Je lègue la totalité de mes biens à l’Œuvre des enfants de marins péris en mer .
Fait à Murger-sur-Seine, 78, le 8 septembre 1990 .
P.S. Une copie manuscrite de ce testament a été déposée en l’étude de maître Lepoint-Dancrage, 69 Bd de Sébastopol, Paris .
Il n’existe pas d’autres documents dans le vieux portefeuille.
Nous repartons aussitôt après, lestés de notre butin.
— Tu trouves que la situation s’éclaircit ? me demande mon roi mage préféré.
— C’est pas encore la scène du Casino de Paris, mais en tout cas ce n’est plus la nuit, réponds-je.
— Disons que ça ressemble à la pleine lune ? ricane le nègre Blanc.
— Tu as trouvé l’expression la mieux appropriée.
On descend l’escadrin plus ou moins grinçant.
— Fais gaffe à la marche perfide, Antoine ! On phosphore « autrement » lorsqu’on a la gamberge entre deux eaux, tel Bibi en ce moment.
L’existence se pare de couleurs qu’on ne lui avait jamais vues.
Parvenu au point critique, je stoppe.
— Tu veux bien déclouer le dessus de cette putain de marche, Négus ?
— Because ?
— Tout le reste est costaud, il n’y a qu’elle qui déconne.
— Quand un truc se met à foirer, y a fatalement un point faible au départ.
Pourtant il va au rez-de-chaussée, trifouille dans la cuisine, finit par ramener une grosse clé à molette qu’il utilise pour démolir la marche.

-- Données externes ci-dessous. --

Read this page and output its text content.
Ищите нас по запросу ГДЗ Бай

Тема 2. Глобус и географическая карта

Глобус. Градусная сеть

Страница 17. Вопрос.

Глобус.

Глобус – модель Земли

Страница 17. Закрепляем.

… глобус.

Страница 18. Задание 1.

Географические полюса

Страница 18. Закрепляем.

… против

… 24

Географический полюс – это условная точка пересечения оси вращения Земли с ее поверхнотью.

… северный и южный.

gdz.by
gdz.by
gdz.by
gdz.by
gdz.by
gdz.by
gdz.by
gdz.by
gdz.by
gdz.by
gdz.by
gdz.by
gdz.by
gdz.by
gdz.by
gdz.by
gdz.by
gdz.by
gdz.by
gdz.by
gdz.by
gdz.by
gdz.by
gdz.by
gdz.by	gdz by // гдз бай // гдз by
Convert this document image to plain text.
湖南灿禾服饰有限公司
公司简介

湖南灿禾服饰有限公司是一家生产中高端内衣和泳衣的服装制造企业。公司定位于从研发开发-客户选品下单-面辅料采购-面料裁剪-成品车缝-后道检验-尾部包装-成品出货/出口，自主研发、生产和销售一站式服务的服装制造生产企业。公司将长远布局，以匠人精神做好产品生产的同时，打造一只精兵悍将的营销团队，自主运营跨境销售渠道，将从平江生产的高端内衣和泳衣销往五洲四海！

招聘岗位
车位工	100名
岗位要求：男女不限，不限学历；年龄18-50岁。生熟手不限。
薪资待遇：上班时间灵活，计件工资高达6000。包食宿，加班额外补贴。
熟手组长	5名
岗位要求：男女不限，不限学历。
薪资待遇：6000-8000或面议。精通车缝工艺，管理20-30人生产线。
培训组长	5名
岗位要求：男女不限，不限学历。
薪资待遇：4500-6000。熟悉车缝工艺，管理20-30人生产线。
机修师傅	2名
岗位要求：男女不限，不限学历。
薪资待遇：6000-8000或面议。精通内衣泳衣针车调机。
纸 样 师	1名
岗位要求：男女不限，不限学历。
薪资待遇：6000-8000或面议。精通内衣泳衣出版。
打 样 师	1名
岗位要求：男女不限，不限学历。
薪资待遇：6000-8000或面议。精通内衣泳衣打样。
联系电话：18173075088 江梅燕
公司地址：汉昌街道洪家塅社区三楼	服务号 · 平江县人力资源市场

Dans l’espèce de petit caisson ainsi dégagé, se trouve un bloc faisant songer à une batterie d’auto.
On se dévisage, Jéjé et ma gueule, comme si nous ne nous étions encore jamais vus et que nous nous affrontions dans une salle des ventes pour l’acquisition d’une poupée gonflable capable de dire des cochonneries.
— Qu’est-ce ? il me demande.
— J’ai pas la science infusée, comme dit Béru.
— Tu as vu ce qu’il y a, à côté de ce machin ? Un gant !
Je file un coup de saveur dans la cache et aperçois un gant similaire à celui décrit par la femme de ménage.
— Montre-moi ça !
Il glisse sa paluche dans le trou et soudain sursaute en poussant un cri.
— Qu’est-ce qui t’arrive, nez-plat ?
Son bras droit pend le long de son corps.
— Je viens de morfler une décharge pour chaise électrique, bredouille mon pote ! Seigneur ! j’ai cru qu’elle m’arrachait l’épaule !
A ma requête, il recloue tant bien que mal la marche délictueuse. On finit par descendre l’escalier.
Le Négus me soutient car je péclote sérieusement. Je pourrais interpréter un rôle de moribond dans un remake de Pont aux Dames . Ce qui ne m’empêche pas de virguler mon venin à l’endroit (préférable à l’envers) de ce Miborgne qui bâcle ses enquêtes de manière éhontée.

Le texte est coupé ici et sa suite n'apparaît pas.